“For me, abstract art today is what one sees, and nothing more” (Günther Förg in conversation with Thomas Groetz, quoted in: Florian Steininger, ‘The Painter’s Coat,’ in: Exh. Cat., Vienna and Klosterneuberg, Essl Museum Contemporary Art, Günther Förg: Back and Forth, 2007, p. 13).
An exuberant, criss-crossing network of lines in vibrant hues of red, blue, green, orange and pale yellow interweaves across the surface of Günther Förg’s large-scale painting, Untitled. Executed in 2006, the work is part of a small body of six acrylic on canvas paintings that were collectively exhibited in 2015 at Almine Rech Gallery in London to widespread critical acclaim. More broadly, the present work belongs to the artist’s celebrated series of Gitterbilder, or Grid Paintings, which he first began in the early 1990s. Developed out of his earlier cycle of Fenster-Aquarelle, or Window Watercolours, the Grid Paintings are characterised by a dynamic mesh of vertical and horizontal lines that dance enticingly over the surface of the canvas. “Förg loves the ambiguous, the indecisive, the tightrope walk between roughness and finesse,” writes art historian Florian Steininger, and indeed, at once structured yet loose, open yet confined, the Grid Paintings contend with the dichotomous nature of painting in which material flatness and illusionistic depth converse and collide (Florian Steininger, ‘Günther Förg – “The Painter’s Coat”’ in: Exh. Cat., Vienna, Essl Museum, Günther Förg: Back and Forth, 2007, p. 15). Articulated on a monumental scale, these are works that call into question the very act of painting itself. As the artist himself explained, his practice sought to produce “paintings that are reduced to painting itself, to their own essence” (Günther Förg cited in: ‘Günther Förg In His Own Words’, Hauser & Wirth, May 2019, online).
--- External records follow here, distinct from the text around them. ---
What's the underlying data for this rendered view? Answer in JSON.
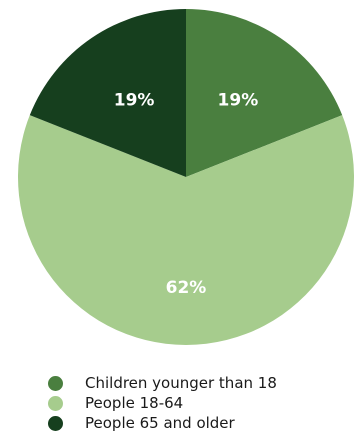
{
  "chart_data": {
    "type": "pie",
    "title": "",
    "categories": [
      "Children younger than 18",
      "People 18-64",
      "People 65 and older"
    ],
    "values": [
      19,
      62,
      19
    ],
    "labels": [
      "19%",
      "62%",
      "19%"
    ],
    "colors": [
      "#4a7f3f",
      "#a6cc8d",
      "#163f1e"
    ],
    "start_angle_deg": 0,
    "direction": "clockwise",
    "legend": {
      "placement": "bottom",
      "items": [
        {
          "label": "Children younger than 18",
          "color": "#4a7f3f"
        },
        {
          "label": "People 18-64",
          "color": "#a6cc8d"
        },
        {
          "label": "People 65 and older",
          "color": "#163f1e"
        }
      ]
    }
  }
}
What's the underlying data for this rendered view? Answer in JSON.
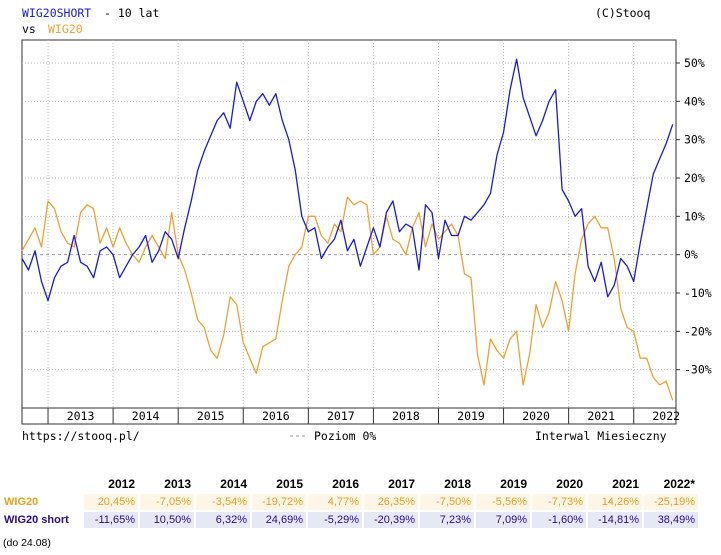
{
  "header": {
    "series1_name": "WIG20SHORT",
    "title_suffix": "- 10 lat",
    "vs_label": "vs",
    "series2_name": "WIG20",
    "copyright": "(C)Stooq"
  },
  "footer": {
    "url": "https://stooq.pl/",
    "level_label": "Poziom 0%",
    "interval": "Interwal Miesieczny"
  },
  "colors": {
    "wig20": "#f0a030",
    "wig20short": "#1a1adc",
    "zero_line": "#999999",
    "grid": "#bbbbbb"
  },
  "chart_data": {
    "type": "line",
    "x_ticks": [
      "2013",
      "2014",
      "2015",
      "2016",
      "2017",
      "2018",
      "2019",
      "2020",
      "2021",
      "2022"
    ],
    "y_ticks": [
      "50%",
      "40%",
      "30%",
      "20%",
      "10%",
      "0%",
      "-10%",
      "-20%",
      "-30%"
    ],
    "ylim": [
      -40,
      56
    ],
    "xlim": [
      2012.6,
      2022.65
    ],
    "series": [
      {
        "name": "WIG20SHORT",
        "x": [
          2012.6,
          2012.7,
          2012.8,
          2012.9,
          2013.0,
          2013.1,
          2013.2,
          2013.3,
          2013.4,
          2013.5,
          2013.6,
          2013.7,
          2013.8,
          2013.9,
          2014.0,
          2014.1,
          2014.2,
          2014.3,
          2014.4,
          2014.5,
          2014.6,
          2014.7,
          2014.8,
          2014.9,
          2015.0,
          2015.1,
          2015.2,
          2015.3,
          2015.4,
          2015.5,
          2015.6,
          2015.7,
          2015.8,
          2015.9,
          2016.0,
          2016.1,
          2016.2,
          2016.3,
          2016.4,
          2016.5,
          2016.6,
          2016.7,
          2016.8,
          2016.9,
          2017.0,
          2017.1,
          2017.2,
          2017.3,
          2017.4,
          2017.5,
          2017.6,
          2017.7,
          2017.8,
          2017.9,
          2018.0,
          2018.1,
          2018.2,
          2018.3,
          2018.4,
          2018.5,
          2018.6,
          2018.7,
          2018.8,
          2018.9,
          2019.0,
          2019.1,
          2019.2,
          2019.3,
          2019.4,
          2019.5,
          2019.6,
          2019.7,
          2019.8,
          2019.9,
          2020.0,
          2020.1,
          2020.2,
          2020.3,
          2020.4,
          2020.5,
          2020.6,
          2020.7,
          2020.8,
          2020.9,
          2021.0,
          2021.1,
          2021.2,
          2021.3,
          2021.4,
          2021.5,
          2021.6,
          2021.7,
          2021.8,
          2021.9,
          2022.0,
          2022.1,
          2022.2,
          2022.3,
          2022.4,
          2022.5,
          2022.6
        ],
        "values": [
          -1,
          -4,
          1,
          -7,
          -12,
          -6,
          -3,
          -2,
          5,
          -2,
          -3,
          -6,
          1,
          2,
          0,
          -6,
          -3,
          0,
          2,
          5,
          -2,
          1,
          6,
          4,
          -1,
          7,
          14,
          22,
          27,
          31,
          35,
          37,
          33,
          45,
          40,
          35,
          40,
          42,
          39,
          42,
          35,
          30,
          22,
          10,
          6,
          7,
          -1,
          2,
          4,
          9,
          1,
          4,
          -3,
          2,
          7,
          2,
          11,
          14,
          6,
          8,
          7,
          -4,
          13,
          11,
          -1,
          9,
          5,
          5,
          10,
          9,
          11,
          13,
          16,
          26,
          32,
          43,
          51,
          41,
          36,
          31,
          35,
          40,
          43,
          17,
          14,
          10,
          12,
          -3,
          -7,
          -2,
          -11,
          -8,
          -1,
          -3,
          -7,
          3,
          12,
          21,
          25,
          29,
          34
        ]
      },
      {
        "name": "WIG20",
        "x": [
          2012.6,
          2012.7,
          2012.8,
          2012.9,
          2013.0,
          2013.1,
          2013.2,
          2013.3,
          2013.4,
          2013.5,
          2013.6,
          2013.7,
          2013.8,
          2013.9,
          2014.0,
          2014.1,
          2014.2,
          2014.3,
          2014.4,
          2014.5,
          2014.6,
          2014.7,
          2014.8,
          2014.9,
          2015.0,
          2015.1,
          2015.2,
          2015.3,
          2015.4,
          2015.5,
          2015.6,
          2015.7,
          2015.8,
          2015.9,
          2016.0,
          2016.1,
          2016.2,
          2016.3,
          2016.4,
          2016.5,
          2016.6,
          2016.7,
          2016.8,
          2016.9,
          2017.0,
          2017.1,
          2017.2,
          2017.3,
          2017.4,
          2017.5,
          2017.6,
          2017.7,
          2017.8,
          2017.9,
          2018.0,
          2018.1,
          2018.2,
          2018.3,
          2018.4,
          2018.5,
          2018.6,
          2018.7,
          2018.8,
          2018.9,
          2019.0,
          2019.1,
          2019.2,
          2019.3,
          2019.4,
          2019.5,
          2019.6,
          2019.7,
          2019.8,
          2019.9,
          2020.0,
          2020.1,
          2020.2,
          2020.3,
          2020.4,
          2020.5,
          2020.6,
          2020.7,
          2020.8,
          2020.9,
          2021.0,
          2021.1,
          2021.2,
          2021.3,
          2021.4,
          2021.5,
          2021.6,
          2021.7,
          2021.8,
          2021.9,
          2022.0,
          2022.1,
          2022.2,
          2022.3,
          2022.4,
          2022.5,
          2022.6
        ],
        "values": [
          1,
          4,
          7,
          2,
          14,
          12,
          6,
          3,
          2,
          11,
          13,
          12,
          3,
          7,
          2,
          7,
          3,
          0,
          -2,
          2,
          5,
          2,
          -1,
          11,
          0,
          -4,
          -10,
          -17,
          -19,
          -25,
          -27,
          -21,
          -11,
          -13,
          -23,
          -27,
          -31,
          -24,
          -23,
          -22,
          -12,
          -3,
          0,
          2,
          10,
          10,
          5,
          3,
          8,
          6,
          15,
          13,
          14,
          13,
          0,
          2,
          10,
          4,
          3,
          0,
          7,
          11,
          2,
          8,
          4,
          6,
          8,
          5,
          -5,
          -6,
          -26,
          -34,
          -22,
          -25,
          -27,
          -22,
          -20,
          -34,
          -26,
          -13,
          -19,
          -15,
          -7,
          -12,
          -20,
          -5,
          4,
          8,
          10,
          7,
          7,
          -1,
          -14,
          -19,
          -20,
          -27,
          -27,
          -32,
          -34,
          -33,
          -38
        ]
      }
    ]
  },
  "returns_table": {
    "years": [
      "2012",
      "2013",
      "2014",
      "2015",
      "2016",
      "2017",
      "2018",
      "2019",
      "2020",
      "2021",
      "2022*"
    ],
    "rows": [
      {
        "name": "WIG20",
        "values": [
          "20,45%",
          "-7,05%",
          "-3,54%",
          "-19,72%",
          "4,77%",
          "26,35%",
          "-7,50%",
          "-5,56%",
          "-7,73%",
          "14,26%",
          "-25,19%"
        ]
      },
      {
        "name": "WIG20 short",
        "values": [
          "-11,65%",
          "10,50%",
          "6,32%",
          "24,69%",
          "-5,29%",
          "-20,39%",
          "7,23%",
          "7,09%",
          "-1,60%",
          "-14,81%",
          "38,49%"
        ]
      }
    ],
    "note": "(do 24.08)"
  }
}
Painted whilst the artist was in Switzerland, the present cycle of six works is based on a small watercolour by Paul Klee from the 1930s. Adopting a similar colour palette, Förg’s abstract compositions simultaneously elicit and challenge the notion of painting as a portal or window into another world. In Untitled, Förg at once evokes both the work of Klee and Jasper Johns, and more broadly the trajectory and weighty influence of art history; the result is a kind of sardonic and reductive window frame that collapses in on itself into impalpable and pure abstraction. Indeed, in the present work, the white primer on the canvas remains starkly visible beneath the composition, appearing almost illuminated beneath the mesh of paint that overlaps it, as if emitting a kind of light or glow. Förg’s skilful manipulation of light and shadow is reminiscent of many of Klee’s paintings which seem to produce an analogous luminescence. With a seemingly visceral tactility, Untitled conveys a paradoxical materiality that is in the same moment harmonious and in disarray: it conjures a sense of architectural weight and a layering of depth, yet just as convincingly achieves a transcendent weightlessness that is profoundly hypnotic. Intoxicating in its presentation of space, depth, colour and scale, Untitled poignantly and self-reflexively addresses what it means to create a painting. In Förg’s own words: “fundamentally, as soon as we engage with painting, we have the same problems that faced those at the beginning of the century or even before: problems around colour, form, composition” (Günther Förg cited in: David Ryan, Talking Painting, Dialogues with Twelve Contemporary Abstract Painters, New York 2002, p. 80). Dynamic and bold, playful and raw, Untitled enticingly encapsulates the artist’s ambitions as a painter.